Accrued Interest said...

I really think the contagion will be temporary, but if it is larger, its a great chance to get long risk.

Latin in London said...

Excellent blog! Congratulations.

I would like to ask you a question.

You wrote:

"..Both the CDO structure and the ABS structure cause defaults to hit your junior tranches first and your senior tranches only after the junior tranches have been wiped out.."

If a tranch in a CDO is defaulted, let us say the junior one, but still got to pay the more seniors, can you say that the CDO defaulted??

Because otherwise I do not understand why do you say (in you e.g) that a 10% default in the ABS Junior Tranch, that clearly defaults the CDO Junior Tranch, implies a default of the CDO overall.
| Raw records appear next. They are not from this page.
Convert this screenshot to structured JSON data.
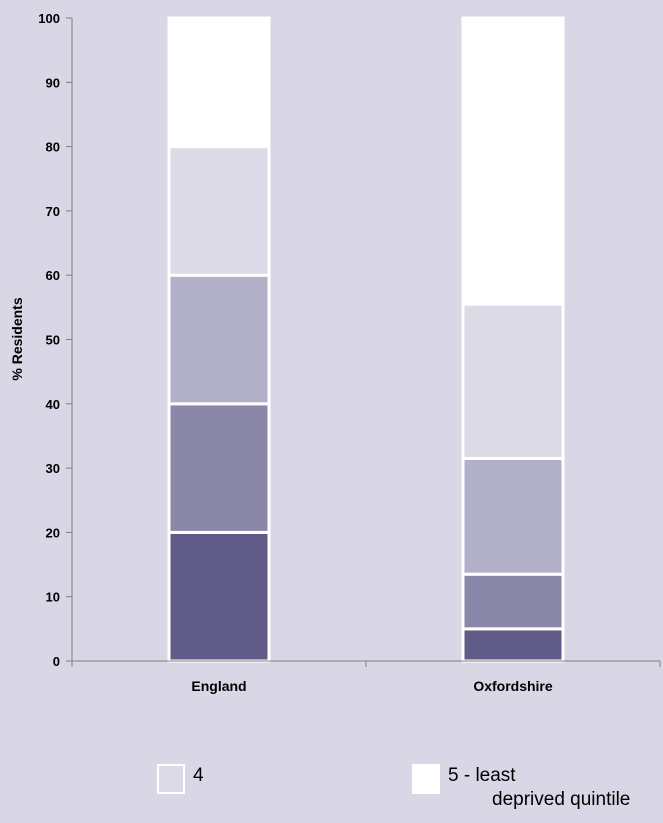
{
  "chart_data": {
    "type": "bar",
    "stacked": true,
    "categories": [
      "England",
      "Oxfordshire"
    ],
    "ylabel": "% Residents",
    "ylim": [
      0,
      100
    ],
    "yticks": [
      0,
      10,
      20,
      30,
      40,
      50,
      60,
      70,
      80,
      90,
      100
    ],
    "grid": false,
    "series": [
      {
        "color": "#615c87",
        "values": [
          20,
          5
        ]
      },
      {
        "color": "#8a87a9",
        "values": [
          20,
          8.5
        ]
      },
      {
        "color": "#b2b0c9",
        "values": [
          20,
          18
        ]
      },
      {
        "name": "4",
        "color": "#dbdae6",
        "values": [
          20,
          24
        ]
      },
      {
        "name": "5 - least deprived quintile",
        "color": "#ffffff",
        "values": [
          20,
          44.5
        ]
      }
    ],
    "legend": {
      "placement": "bottom",
      "items": [
        {
          "label_line1": "4",
          "label_line2": "",
          "color": "#dbdae6"
        },
        {
          "label_line1": "5 - least",
          "label_line2": "deprived quintile",
          "color": "#ffffff"
        }
      ]
    }
  }
}
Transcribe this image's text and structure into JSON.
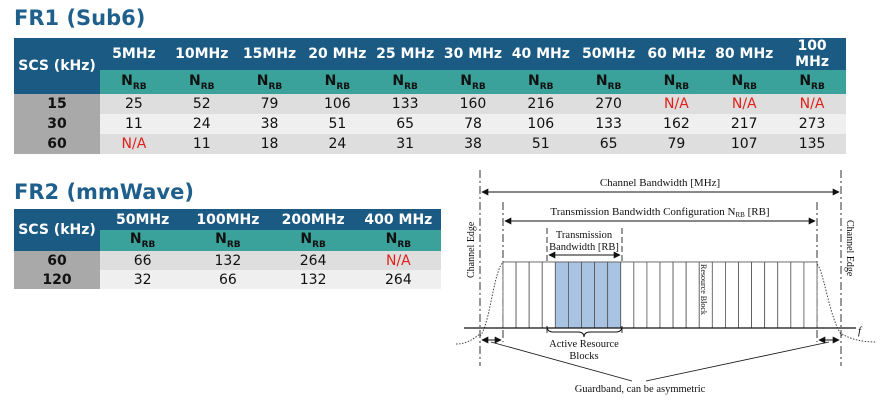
{
  "fr1": {
    "title": "FR1 (Sub6)",
    "scs_header": "SCS (kHz)",
    "nrb_label": "N",
    "nrb_sub": "RB",
    "bandwidths": [
      "5MHz",
      "10MHz",
      "15MHz",
      "20 MHz",
      "25 MHz",
      "30 MHz",
      "40 MHz",
      "50MHz",
      "60 MHz",
      "80 MHz",
      "100 MHz"
    ],
    "rows": [
      {
        "scs": "15",
        "values": [
          "25",
          "52",
          "79",
          "106",
          "133",
          "160",
          "216",
          "270",
          "N/A",
          "N/A",
          "N/A"
        ]
      },
      {
        "scs": "30",
        "values": [
          "11",
          "24",
          "38",
          "51",
          "65",
          "78",
          "106",
          "133",
          "162",
          "217",
          "273"
        ]
      },
      {
        "scs": "60",
        "values": [
          "N/A",
          "11",
          "18",
          "24",
          "31",
          "38",
          "51",
          "65",
          "79",
          "107",
          "135"
        ]
      }
    ]
  },
  "fr2": {
    "title": "FR2 (mmWave)",
    "scs_header": "SCS (kHz)",
    "nrb_label": "N",
    "nrb_sub": "RB",
    "bandwidths": [
      "50MHz",
      "100MHz",
      "200MHz",
      "400 MHz"
    ],
    "rows": [
      {
        "scs": "60",
        "values": [
          "66",
          "132",
          "264",
          "N/A"
        ]
      },
      {
        "scs": "120",
        "values": [
          "32",
          "66",
          "132",
          "264"
        ]
      }
    ]
  },
  "diagram": {
    "channel_bandwidth": "Channel Bandwidth [MHz]",
    "tx_bw_config": "Transmission Bandwidth Configuration N",
    "tx_bw_config_sub": "RB",
    "tx_bw_config_unit": " [RB]",
    "tx_bw_line1": "Transmission",
    "tx_bw_line2": "Bandwidth [RB]",
    "channel_edge_left": "Channel Edge",
    "channel_edge_right": "Channel Edge",
    "resource_block": "Resource Block",
    "active_rb_line1": "Active Resource",
    "active_rb_line2": "Blocks",
    "guardband": "Guardband, can be asymmetric",
    "freq_axis": "f",
    "na_value": "N/A",
    "colors": {
      "header": "#1b5a82",
      "nrb_row": "#3aa29a",
      "scs_col": "#a9a9a9",
      "na": "#e0211a",
      "active_rb": "#a9c4e2"
    }
  }
}
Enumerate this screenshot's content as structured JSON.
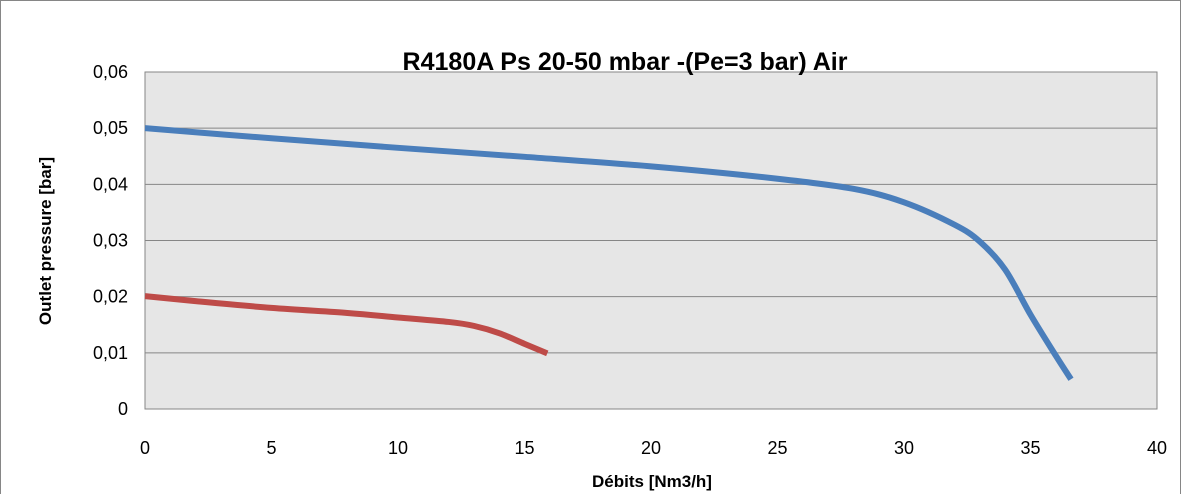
{
  "chart_data": {
    "type": "line",
    "title": "R4180A Ps 20-50 mbar -(Pe=3 bar) Air",
    "xlabel": "Débits [Nm3/h]",
    "ylabel": "Outlet pressure [bar]",
    "xlim": [
      0,
      40
    ],
    "ylim": [
      0,
      0.06
    ],
    "x_ticks": [
      0,
      5,
      10,
      15,
      20,
      25,
      30,
      35,
      40
    ],
    "x_tick_labels": [
      "0",
      "5",
      "10",
      "15",
      "20",
      "25",
      "30",
      "35",
      "40"
    ],
    "y_ticks": [
      0,
      0.01,
      0.02,
      0.03,
      0.04,
      0.05,
      0.06
    ],
    "y_tick_labels": [
      "0",
      "0,01",
      "0,02",
      "0,03",
      "0,04",
      "0,05",
      "0,06"
    ],
    "grid": true,
    "legend": "none",
    "plot_background": "#e6e6e6",
    "series": [
      {
        "color": "#4a7ebb",
        "points": [
          [
            0,
            0.05
          ],
          [
            5,
            0.0482
          ],
          [
            10,
            0.0465
          ],
          [
            15,
            0.0449
          ],
          [
            20,
            0.0432
          ],
          [
            25,
            0.041
          ],
          [
            28,
            0.0392
          ],
          [
            30,
            0.0368
          ],
          [
            32,
            0.0328
          ],
          [
            33,
            0.0298
          ],
          [
            34,
            0.0248
          ],
          [
            35,
            0.0168
          ],
          [
            36,
            0.0095
          ],
          [
            36.6,
            0.0053
          ]
        ]
      },
      {
        "color": "#be4b48",
        "points": [
          [
            0,
            0.0201
          ],
          [
            2,
            0.0192
          ],
          [
            5,
            0.018
          ],
          [
            8,
            0.0171
          ],
          [
            10,
            0.0163
          ],
          [
            12,
            0.0155
          ],
          [
            13,
            0.0148
          ],
          [
            14,
            0.0135
          ],
          [
            15,
            0.0116
          ],
          [
            15.9,
            0.0099
          ]
        ]
      }
    ]
  }
}
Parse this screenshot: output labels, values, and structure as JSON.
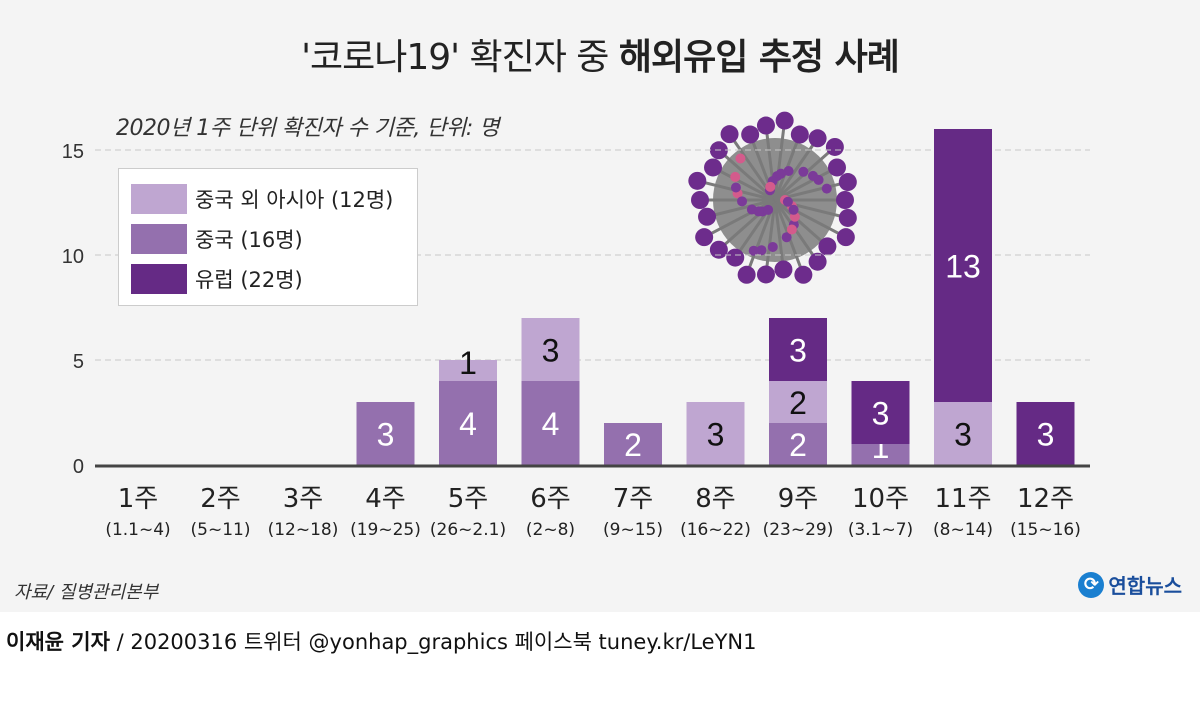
{
  "title": {
    "normal": "'코로나19' 확진자 중 ",
    "bold": "해외유입 추정 사례"
  },
  "subtitle": "2020년 1주 단위 확진자 수 기준, 단위: 명",
  "source": "자료/ 질병관리본부",
  "logo": {
    "text": "연합뉴스"
  },
  "credit": {
    "author": "이재윤 기자",
    "rest": " / 20200316   트위터 @yonhap_graphics  페이스북 tuney.kr/LeYN1"
  },
  "chart_data": {
    "type": "bar",
    "stacked": true,
    "categories": [
      "1주",
      "2주",
      "3주",
      "4주",
      "5주",
      "6주",
      "7주",
      "8주",
      "9주",
      "10주",
      "11주",
      "12주"
    ],
    "category_sublabels": [
      "(1.1~4)",
      "(5~11)",
      "(12~18)",
      "(19~25)",
      "(26~2.1)",
      "(2~8)",
      "(9~15)",
      "(16~22)",
      "(23~29)",
      "(3.1~7)",
      "(8~14)",
      "(15~16)"
    ],
    "series": [
      {
        "name": "중국 (16명)",
        "color": "#9470ae",
        "label_color": "#ffffff",
        "values": [
          0,
          0,
          0,
          3,
          4,
          4,
          2,
          0,
          2,
          1,
          0,
          0
        ]
      },
      {
        "name": "중국 외 아시아 (12명)",
        "color": "#bfa6d1",
        "label_color": "#111111",
        "values": [
          0,
          0,
          0,
          0,
          1,
          3,
          0,
          3,
          2,
          0,
          3,
          0
        ]
      },
      {
        "name": "유럽 (22명)",
        "color": "#652a85",
        "label_color": "#ffffff",
        "values": [
          0,
          0,
          0,
          0,
          0,
          0,
          0,
          0,
          3,
          3,
          13,
          3
        ]
      }
    ],
    "legend_order": [
      1,
      0,
      2
    ],
    "ylim": [
      0,
      15
    ],
    "yticks": [
      0,
      5,
      10,
      15
    ],
    "grid": true,
    "legend_position": "top-left"
  }
}
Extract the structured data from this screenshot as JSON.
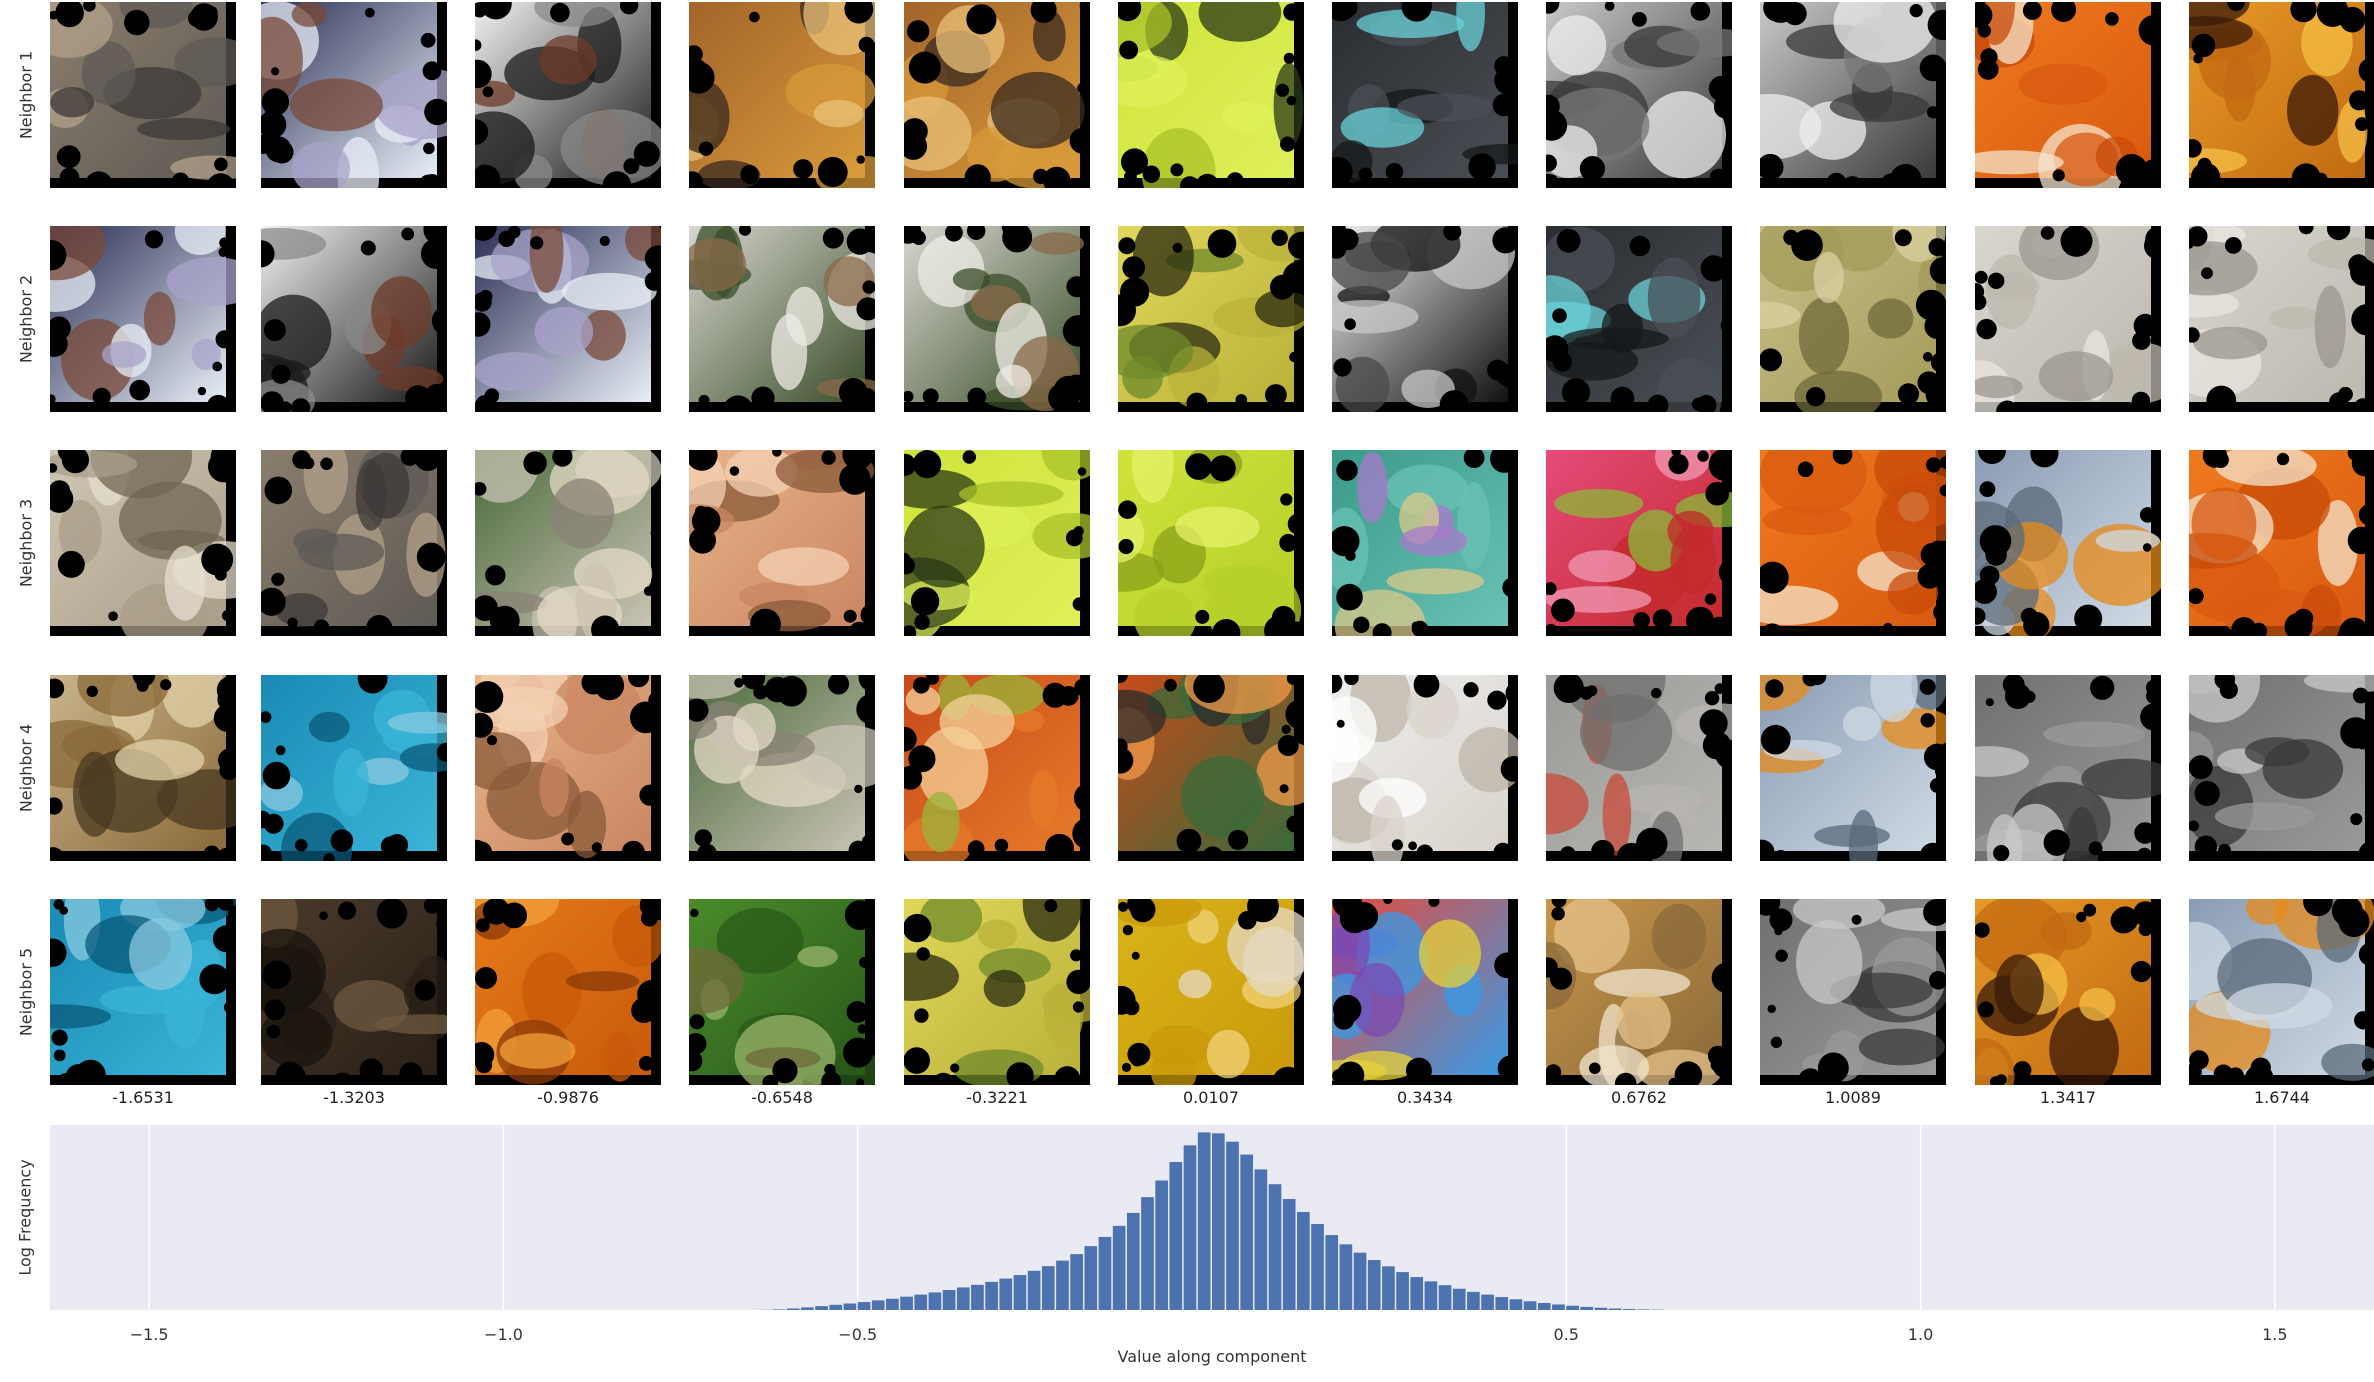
{
  "row_labels": [
    "Neighbor 1",
    "Neighbor 2",
    "Neighbor 3",
    "Neighbor 4",
    "Neighbor 5"
  ],
  "column_values": [
    "-1.6531",
    "-1.3203",
    "-0.9876",
    "-0.6548",
    "-0.3221",
    "0.0107",
    "0.3434",
    "0.6762",
    "1.0089",
    "1.3417",
    "1.6744"
  ],
  "thumbnails": [
    [
      "armadillo",
      "dogs-and-owners",
      "great-dane",
      "saxophone-player",
      "saxophone-player",
      "wilson-tennis-ball",
      "car-stereo",
      "teapot-handle",
      "teapot-handle",
      "oranges",
      "pencil-on-wood"
    ],
    [
      "dogs-and-owners",
      "great-dane",
      "dogs-and-owners",
      "picket-fence",
      "picket-fence",
      "bananas",
      "panda",
      "car-stereo",
      "insect-on-wall",
      "ceramic-plate",
      "ceramic-plate"
    ],
    [
      "shaggy-dog",
      "armadillo",
      "fisherman-with-sturgeon",
      "sea-anemone",
      "wilson-tennis-ball",
      "tennis-balls",
      "knitted-sock",
      "flowers-and-apples",
      "oranges",
      "orange-on-cloth",
      "oranges"
    ],
    [
      "snake-coiled",
      "hammerhead-shark",
      "sea-anemone",
      "fisherman-with-sturgeon",
      "food-dish",
      "coral-reef",
      "white-cloth",
      "ruler",
      "orange-on-cloth",
      "grayscale-scene",
      "grayscale-scene"
    ],
    [
      "hammerhead-shark",
      "dark-scene",
      "pumpkin",
      "green-snake",
      "bananas",
      "yellow-object",
      "colorful-puzzle",
      "brass-instrument",
      "grayscale-scene",
      "pencil-on-wood",
      "orange-on-cloth"
    ]
  ],
  "colors": {
    "plot_background": "#eaeaf2",
    "bar_color": "#4c72b0",
    "grid_color": "#ffffff",
    "mask_color": "#000000"
  },
  "chart_data": {
    "type": "bar",
    "title": "",
    "xlabel": "Value along component",
    "ylabel": "Log Frequency",
    "xlim": [
      -1.64,
      1.64
    ],
    "xticks": [
      -1.5,
      -1.0,
      -0.5,
      0.5,
      1.0,
      1.5
    ],
    "xtick_labels": [
      "−1.5",
      "−1.0",
      "−0.5",
      "0.5",
      "1.0",
      "1.5"
    ],
    "grid": true,
    "bin_width": 0.02,
    "bins": [
      [
        -0.63,
        0.001
      ],
      [
        -0.61,
        0.003
      ],
      [
        -0.59,
        0.008
      ],
      [
        -0.57,
        0.014
      ],
      [
        -0.55,
        0.021
      ],
      [
        -0.53,
        0.028
      ],
      [
        -0.51,
        0.035
      ],
      [
        -0.49,
        0.043
      ],
      [
        -0.47,
        0.052
      ],
      [
        -0.45,
        0.061
      ],
      [
        -0.43,
        0.072
      ],
      [
        -0.41,
        0.083
      ],
      [
        -0.39,
        0.095
      ],
      [
        -0.37,
        0.108
      ],
      [
        -0.35,
        0.122
      ],
      [
        -0.33,
        0.136
      ],
      [
        -0.31,
        0.152
      ],
      [
        -0.29,
        0.17
      ],
      [
        -0.27,
        0.189
      ],
      [
        -0.25,
        0.212
      ],
      [
        -0.23,
        0.237
      ],
      [
        -0.21,
        0.267
      ],
      [
        -0.19,
        0.302
      ],
      [
        -0.17,
        0.345
      ],
      [
        -0.15,
        0.395
      ],
      [
        -0.13,
        0.455
      ],
      [
        -0.11,
        0.525
      ],
      [
        -0.09,
        0.61
      ],
      [
        -0.07,
        0.7
      ],
      [
        -0.05,
        0.8
      ],
      [
        -0.03,
        0.89
      ],
      [
        -0.01,
        0.96
      ],
      [
        0.01,
        0.955
      ],
      [
        0.03,
        0.91
      ],
      [
        0.05,
        0.84
      ],
      [
        0.07,
        0.76
      ],
      [
        0.09,
        0.68
      ],
      [
        0.11,
        0.6
      ],
      [
        0.13,
        0.53
      ],
      [
        0.15,
        0.465
      ],
      [
        0.17,
        0.405
      ],
      [
        0.19,
        0.355
      ],
      [
        0.21,
        0.31
      ],
      [
        0.23,
        0.27
      ],
      [
        0.25,
        0.236
      ],
      [
        0.27,
        0.205
      ],
      [
        0.29,
        0.178
      ],
      [
        0.31,
        0.155
      ],
      [
        0.33,
        0.134
      ],
      [
        0.35,
        0.115
      ],
      [
        0.37,
        0.098
      ],
      [
        0.39,
        0.083
      ],
      [
        0.41,
        0.07
      ],
      [
        0.43,
        0.058
      ],
      [
        0.45,
        0.047
      ],
      [
        0.47,
        0.038
      ],
      [
        0.49,
        0.03
      ],
      [
        0.51,
        0.023
      ],
      [
        0.53,
        0.017
      ],
      [
        0.55,
        0.012
      ],
      [
        0.57,
        0.008
      ],
      [
        0.59,
        0.005
      ],
      [
        0.61,
        0.003
      ],
      [
        0.63,
        0.0015
      ]
    ],
    "ylim": [
      0,
      1
    ]
  }
}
I would appreciate your answer.

Thank you for your time
Mariano

Accrued Interest said...

Thanks for the kind words. Sorry I haven't posted yet this week.

I honestly don't know if its generally said that a CDO deal has defaulted if just one of the tranches is in default. When I was writing I was using the term "default" on a tranche specific basis.

Anyway, here is what can happen.

Let's say you own 100 different Baa2-rated sub-prime RMBS deals. Let's say any of your RMBS pools can only withstand 8% defaults before its out of subordination. 10% therefore puts any one of your deals in default.

Now, let's say that nationwide, sub-prime loans default at a 10% rate. Well there is a pretty good chance that most of your RMBS tranches will default. Now your whole CDO, from top to bottom, is in trouble.